World Economy

Global Economy Seeing Divergence

Global Economy Seeing Divergence Global Economy Seeing Divergence

The divergence between the monetary policies of large economies is elevated but not unprecedented, European Central Bank executive board member Benoit Coeure said on Wednesday, adding that central bankers must be mindful of the side-effects of their policies.

“The global economy is currently characterized by an environment of diverging monetary policy cycles,” Coeure said in prepared remarks of a speech in Zurich, Yahoo News reported.

“While the US Federal Reserve (and to a lesser extent the Bank of England) has signaled its willingness to embark on steps towards monetary policy normalization, many central banks across the world are on an easing bias,” Coeure said, noting that over 20 central banks have eased policy so far this year.

This pattern is not unusual based on historical experience, Coeure noted, and added, “When considering interest rate level differentials between the United States and the euro area as a simple indicator of differences in global monetary policy cycles, it appears that current divergences are not out of line with what was happened in the past.”

  Stimulus Measures

The ECB has taken the most aggressive stimulus measures this year, after it launched in March a 60 billion euros ($67.49 billion) a month asset-purchase program — mostly in government bonds — that is intended to last through September 2016. The euro’s exchange rate weakened sharply in the run-up to the bond-buying program and in its immediate aftermath. However, the euro has recovered ground in recent weeks on the back of some soft US economic figures.

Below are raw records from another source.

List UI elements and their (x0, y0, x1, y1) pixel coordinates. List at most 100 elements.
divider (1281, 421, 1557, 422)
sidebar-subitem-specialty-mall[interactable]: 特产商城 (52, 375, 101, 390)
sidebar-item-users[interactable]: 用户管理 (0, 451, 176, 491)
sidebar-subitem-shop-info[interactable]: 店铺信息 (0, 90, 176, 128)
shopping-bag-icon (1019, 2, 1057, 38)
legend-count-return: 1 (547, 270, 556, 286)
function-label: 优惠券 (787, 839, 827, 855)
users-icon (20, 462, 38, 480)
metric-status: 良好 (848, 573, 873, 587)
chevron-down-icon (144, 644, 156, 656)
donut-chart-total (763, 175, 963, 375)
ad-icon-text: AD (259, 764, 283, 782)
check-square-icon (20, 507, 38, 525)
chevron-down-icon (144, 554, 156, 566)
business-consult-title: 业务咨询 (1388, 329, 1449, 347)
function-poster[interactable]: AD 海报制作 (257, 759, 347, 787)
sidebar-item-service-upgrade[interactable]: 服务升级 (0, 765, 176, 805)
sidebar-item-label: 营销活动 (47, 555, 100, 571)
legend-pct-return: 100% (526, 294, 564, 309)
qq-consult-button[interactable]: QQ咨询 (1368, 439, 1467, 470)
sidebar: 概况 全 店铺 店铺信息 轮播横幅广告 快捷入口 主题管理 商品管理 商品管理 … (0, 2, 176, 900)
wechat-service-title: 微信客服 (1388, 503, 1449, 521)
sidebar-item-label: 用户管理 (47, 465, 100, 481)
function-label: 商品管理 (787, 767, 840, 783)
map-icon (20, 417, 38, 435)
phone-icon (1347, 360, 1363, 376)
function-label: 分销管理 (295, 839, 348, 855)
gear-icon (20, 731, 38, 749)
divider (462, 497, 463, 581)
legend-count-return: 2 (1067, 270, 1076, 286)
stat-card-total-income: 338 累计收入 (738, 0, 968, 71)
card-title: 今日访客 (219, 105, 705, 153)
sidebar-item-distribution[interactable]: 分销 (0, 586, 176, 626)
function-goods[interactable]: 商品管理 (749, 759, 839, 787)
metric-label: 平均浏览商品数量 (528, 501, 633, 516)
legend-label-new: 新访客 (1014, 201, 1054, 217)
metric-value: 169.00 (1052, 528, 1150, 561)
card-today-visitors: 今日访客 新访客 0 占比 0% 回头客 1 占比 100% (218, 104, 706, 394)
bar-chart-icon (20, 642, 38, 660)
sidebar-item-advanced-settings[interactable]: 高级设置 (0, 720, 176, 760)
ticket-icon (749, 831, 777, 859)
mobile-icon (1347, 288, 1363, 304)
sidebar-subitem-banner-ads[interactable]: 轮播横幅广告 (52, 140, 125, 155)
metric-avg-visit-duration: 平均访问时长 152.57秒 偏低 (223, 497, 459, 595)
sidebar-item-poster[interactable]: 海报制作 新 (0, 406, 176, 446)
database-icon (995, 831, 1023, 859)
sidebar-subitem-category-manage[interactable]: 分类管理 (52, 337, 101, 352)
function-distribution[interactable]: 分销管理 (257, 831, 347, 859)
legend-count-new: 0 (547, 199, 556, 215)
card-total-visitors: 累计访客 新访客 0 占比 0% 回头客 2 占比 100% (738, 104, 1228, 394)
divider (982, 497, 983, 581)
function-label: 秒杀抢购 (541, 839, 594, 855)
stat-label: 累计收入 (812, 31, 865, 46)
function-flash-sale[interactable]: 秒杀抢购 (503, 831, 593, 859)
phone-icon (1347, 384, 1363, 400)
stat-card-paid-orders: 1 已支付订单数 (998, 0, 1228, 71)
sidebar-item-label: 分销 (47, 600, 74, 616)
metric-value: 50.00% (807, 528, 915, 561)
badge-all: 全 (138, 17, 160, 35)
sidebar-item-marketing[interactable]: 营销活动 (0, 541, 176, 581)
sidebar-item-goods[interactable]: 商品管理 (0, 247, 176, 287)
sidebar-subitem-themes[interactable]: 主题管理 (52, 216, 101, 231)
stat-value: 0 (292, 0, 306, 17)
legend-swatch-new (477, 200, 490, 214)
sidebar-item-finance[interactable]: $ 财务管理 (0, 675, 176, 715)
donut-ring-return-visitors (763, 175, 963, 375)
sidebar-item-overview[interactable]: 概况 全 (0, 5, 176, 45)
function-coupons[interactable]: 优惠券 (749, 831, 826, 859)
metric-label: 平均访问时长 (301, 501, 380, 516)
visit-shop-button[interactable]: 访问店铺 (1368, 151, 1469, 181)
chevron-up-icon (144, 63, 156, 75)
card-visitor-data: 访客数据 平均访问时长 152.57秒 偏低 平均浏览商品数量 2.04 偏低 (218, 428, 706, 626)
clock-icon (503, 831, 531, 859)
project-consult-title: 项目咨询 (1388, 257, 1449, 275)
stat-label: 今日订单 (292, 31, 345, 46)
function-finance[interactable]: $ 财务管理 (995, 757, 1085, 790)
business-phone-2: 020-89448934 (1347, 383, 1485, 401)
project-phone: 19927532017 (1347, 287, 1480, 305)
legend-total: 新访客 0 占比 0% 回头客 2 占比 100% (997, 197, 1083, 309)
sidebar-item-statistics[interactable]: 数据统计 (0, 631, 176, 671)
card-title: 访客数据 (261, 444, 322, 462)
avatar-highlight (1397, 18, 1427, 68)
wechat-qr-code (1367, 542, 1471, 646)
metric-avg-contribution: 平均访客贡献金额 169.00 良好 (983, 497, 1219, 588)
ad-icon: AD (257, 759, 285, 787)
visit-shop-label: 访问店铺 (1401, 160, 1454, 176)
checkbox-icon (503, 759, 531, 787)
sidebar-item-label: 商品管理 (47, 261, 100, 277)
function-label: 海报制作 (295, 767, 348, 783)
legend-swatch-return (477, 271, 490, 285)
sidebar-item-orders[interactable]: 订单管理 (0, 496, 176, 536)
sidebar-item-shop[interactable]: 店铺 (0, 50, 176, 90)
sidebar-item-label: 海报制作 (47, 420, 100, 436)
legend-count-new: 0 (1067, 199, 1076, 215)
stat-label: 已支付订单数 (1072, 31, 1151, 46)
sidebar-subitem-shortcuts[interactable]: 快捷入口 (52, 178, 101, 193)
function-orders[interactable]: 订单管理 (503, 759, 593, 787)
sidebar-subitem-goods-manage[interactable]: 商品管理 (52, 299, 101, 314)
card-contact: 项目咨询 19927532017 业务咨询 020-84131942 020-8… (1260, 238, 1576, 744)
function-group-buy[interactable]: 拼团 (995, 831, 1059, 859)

Coeure said that while the exchange rate is important for economic growth and inflation, it isn’t a policy target for the ECB.

“Also, the exchange rate movements we have seen over the past few months are not unprecedented relative to the experiences of other major central banks with regards to announcements of quantitative easing policies,” he said.

In his speech, Coeure also called asset-price bubbles “a possible, but not an inevitable result of unconventional monetary policies.”

Although bubbles can provide a short-term lift to economic activity, they also have destabilizing effects and influence the distribution of wealth, he noted.

“Against this background, it would be wrong to treat bubbles as a welcome replacement therapy to a sustainable growth model,” he said.

Economic policies are key in this regard to create the conditions for lasting growth, he said, while supervisory and regulatory policies — known as macroprudential tools — should be used to address any financial stability risks.

  ECB to Stay the Course

ING Bank economist Peter Vanden Houte summed it up this way: “Growth is clearly broadening across the eurozone. That said, the jury is still out whether eurozone growth has reached enough escape velocity to see a self-sustained recovery.”

 First the good news.

The economic recovery looks real, albeit still quite modest. Spain has emerged as the 19-member euro bloc’s growth engine with annualized growth around 3.6% (0.9% quarterly), supporting the ECB’s contention that economic reforms and wage restraint are the best way to restore competitiveness and ensure growth.

The bloc’s second-biggest economy, France, recorded a robust expansion of 2.2% annualized, raising hopes that it will be more of a contributor to activity in the region. Italy exited stagnation with slightly better than expected growth.

Now the bad news.

Given the amount of stimulus hitting the eurozone, it should be doing better. In addition to the ECB’s asset purchase program – which has brought public and private borrowing costs lower – oil prices fell sharply in the early part of the year, a twin boost to households and businesses. And the euro fell sharply late last year and in early 2015, a boon to exporters. Against that backdrop, 1.6% growth looks lackluster.

And Germany’s growth rate came in below expectations. Greece’s economy contracted for a second-straight quarter, putting it back in recession and casting more clouds on its future in the euro.